Quelle: DLG e.V. – Eberfleisch Teil 1 – Basiswissen

Tierschützer und NGO’s sehen diesen Weg neben der Ebermast als den Königsweg an. Und auch die Tierärztliche Vereinigung für Tierschutz (kurz TVT) fordert die Immunokastration, weil die Schweine dabei unversehrt bleiben. Nur der Deutsche Bauernverband lehnt die vermutlich tierschonenste Alternative zur betäubungslosen Ferkelkastration ab.

Weltweit sind immunokastrierte Tiere seit Jahren im Handel. In Belgien, Australien oder Südamerika wird bereits in relevanten Größenordnungen geimpft.

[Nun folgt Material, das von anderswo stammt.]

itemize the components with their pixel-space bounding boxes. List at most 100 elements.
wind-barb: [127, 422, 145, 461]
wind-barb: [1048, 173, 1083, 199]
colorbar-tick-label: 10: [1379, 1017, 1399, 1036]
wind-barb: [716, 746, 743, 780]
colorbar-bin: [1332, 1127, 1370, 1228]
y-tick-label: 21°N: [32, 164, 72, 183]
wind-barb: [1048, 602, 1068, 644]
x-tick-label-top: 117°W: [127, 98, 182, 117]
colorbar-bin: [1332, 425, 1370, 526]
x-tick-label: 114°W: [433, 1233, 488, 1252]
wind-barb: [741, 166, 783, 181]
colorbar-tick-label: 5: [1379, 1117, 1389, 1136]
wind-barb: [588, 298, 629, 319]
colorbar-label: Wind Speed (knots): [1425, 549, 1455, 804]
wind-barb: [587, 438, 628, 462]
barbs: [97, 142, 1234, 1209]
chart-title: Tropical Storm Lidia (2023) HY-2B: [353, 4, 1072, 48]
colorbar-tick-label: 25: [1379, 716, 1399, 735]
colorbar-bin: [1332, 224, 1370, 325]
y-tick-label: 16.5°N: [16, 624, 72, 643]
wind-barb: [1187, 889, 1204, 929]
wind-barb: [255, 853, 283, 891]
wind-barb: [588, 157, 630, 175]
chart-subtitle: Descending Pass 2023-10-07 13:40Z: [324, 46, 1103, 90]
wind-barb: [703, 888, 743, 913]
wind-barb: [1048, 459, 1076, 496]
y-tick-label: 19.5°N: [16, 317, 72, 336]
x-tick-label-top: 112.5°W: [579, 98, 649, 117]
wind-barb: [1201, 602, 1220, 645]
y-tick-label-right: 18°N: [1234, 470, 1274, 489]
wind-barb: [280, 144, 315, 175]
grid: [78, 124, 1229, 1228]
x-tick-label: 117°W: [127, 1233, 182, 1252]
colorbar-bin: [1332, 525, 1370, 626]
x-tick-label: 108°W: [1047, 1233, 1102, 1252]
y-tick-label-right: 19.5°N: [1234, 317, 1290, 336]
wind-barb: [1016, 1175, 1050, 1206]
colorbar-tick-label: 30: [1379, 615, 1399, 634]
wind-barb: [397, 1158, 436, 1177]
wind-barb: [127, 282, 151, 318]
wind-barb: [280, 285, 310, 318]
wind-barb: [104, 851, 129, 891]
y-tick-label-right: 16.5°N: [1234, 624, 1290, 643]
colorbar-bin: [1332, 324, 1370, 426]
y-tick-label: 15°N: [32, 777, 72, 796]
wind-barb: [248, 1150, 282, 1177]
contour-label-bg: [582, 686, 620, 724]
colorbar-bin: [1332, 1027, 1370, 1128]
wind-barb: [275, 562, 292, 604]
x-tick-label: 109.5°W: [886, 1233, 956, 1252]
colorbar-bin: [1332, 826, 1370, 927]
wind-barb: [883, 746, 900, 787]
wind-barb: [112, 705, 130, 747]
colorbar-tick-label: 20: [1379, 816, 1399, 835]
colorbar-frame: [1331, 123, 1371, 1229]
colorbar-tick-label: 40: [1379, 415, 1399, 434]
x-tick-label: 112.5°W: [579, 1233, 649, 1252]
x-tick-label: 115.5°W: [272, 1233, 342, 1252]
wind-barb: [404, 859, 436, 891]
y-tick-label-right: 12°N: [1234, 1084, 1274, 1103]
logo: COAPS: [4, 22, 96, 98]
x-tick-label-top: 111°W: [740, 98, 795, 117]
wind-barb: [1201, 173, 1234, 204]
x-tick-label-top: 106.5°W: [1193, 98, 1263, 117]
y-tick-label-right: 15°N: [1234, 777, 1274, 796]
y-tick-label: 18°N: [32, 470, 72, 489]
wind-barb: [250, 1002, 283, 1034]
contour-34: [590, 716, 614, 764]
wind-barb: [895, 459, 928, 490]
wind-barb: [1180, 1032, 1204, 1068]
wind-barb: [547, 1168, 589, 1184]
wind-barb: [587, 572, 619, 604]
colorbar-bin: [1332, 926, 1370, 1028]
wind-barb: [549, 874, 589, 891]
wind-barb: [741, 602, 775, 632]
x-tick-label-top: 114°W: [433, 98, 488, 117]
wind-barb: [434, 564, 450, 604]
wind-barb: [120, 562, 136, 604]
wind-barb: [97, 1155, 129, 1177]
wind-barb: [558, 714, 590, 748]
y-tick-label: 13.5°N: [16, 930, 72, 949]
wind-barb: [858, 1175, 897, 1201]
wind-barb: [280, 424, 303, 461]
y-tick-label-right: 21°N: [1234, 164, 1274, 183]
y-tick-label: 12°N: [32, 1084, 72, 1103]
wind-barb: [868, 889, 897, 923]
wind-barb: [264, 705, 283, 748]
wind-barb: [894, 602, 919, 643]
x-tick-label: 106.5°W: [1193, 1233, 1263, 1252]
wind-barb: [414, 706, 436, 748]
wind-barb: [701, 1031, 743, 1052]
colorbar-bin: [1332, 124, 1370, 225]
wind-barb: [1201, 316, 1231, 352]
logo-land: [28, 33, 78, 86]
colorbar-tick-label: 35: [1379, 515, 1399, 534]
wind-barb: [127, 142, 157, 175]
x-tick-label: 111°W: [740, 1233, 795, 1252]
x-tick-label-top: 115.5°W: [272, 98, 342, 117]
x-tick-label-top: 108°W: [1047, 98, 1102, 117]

Brasilien und Australien exportieren erfolgreich immunokastrierte Tiere, auch beispielsweise nach China.

In Deutschland liegt ebenso seit Jahren Fleisch von immunokastrierten Tieren in den Kühltheken – denn Belgien ist der Vorreiter der Immunokastration und exportiert einen großen Teil seines Fleisches an uns.

Fleisch enthält immer Hormone – auch beim Menschen

Hormone sind natürliche Botenstoffe und sowohl in unserem Körper als auch in nahezu allen Nahrungsmitteln vorhanden. Eine Quelle für hormonell wirksame Substanzen stellen zum Beispiel Schimmelpilze (Zearalenon) dar, die von bestimmten Pilzen gebildet werden und Getreidearten wie Mais, Weizen und Gerste befallen können. Der Einsatz von Hormonen als Wachstumsförderer in der Tiermast ist seit 1988 EU-weit verboten.

Mein Fazit

Veränderungen scheinen vom Bauernverband nicht gewollt. Seit Jahren wird der Termin zum Ausstieg aus der betäubungslosen Ferkelkastration nun ausgesessen. Kurz gesagt – es werden alle möglichen Lösungen negiert:

  1. Ebermast ist nicht flächendeckend umsetzbar
  2. Kastration unter Betäubung ist finanziell nicht darstellbar
  3. Immunokastration lehnt der Verbraucher ab aus Angst vor „Hormonfleisch“

Auch QS beweist angeblich in einer Studie, dass die Immunokastration das größte Skandalpotential hat. Und jetzt, fünf Monate vor Ablauf der Frist, bleibt dieser vorhergesagte mediale Skandal einfach aus – und noch schlimmer – Tierschutzvereine, einige Bioverbände und NGO’s sprechen sich für die Immunokastration aus. Und auch eher kritische Medien wie der Spiegel berichten positiv über die Immunokastration.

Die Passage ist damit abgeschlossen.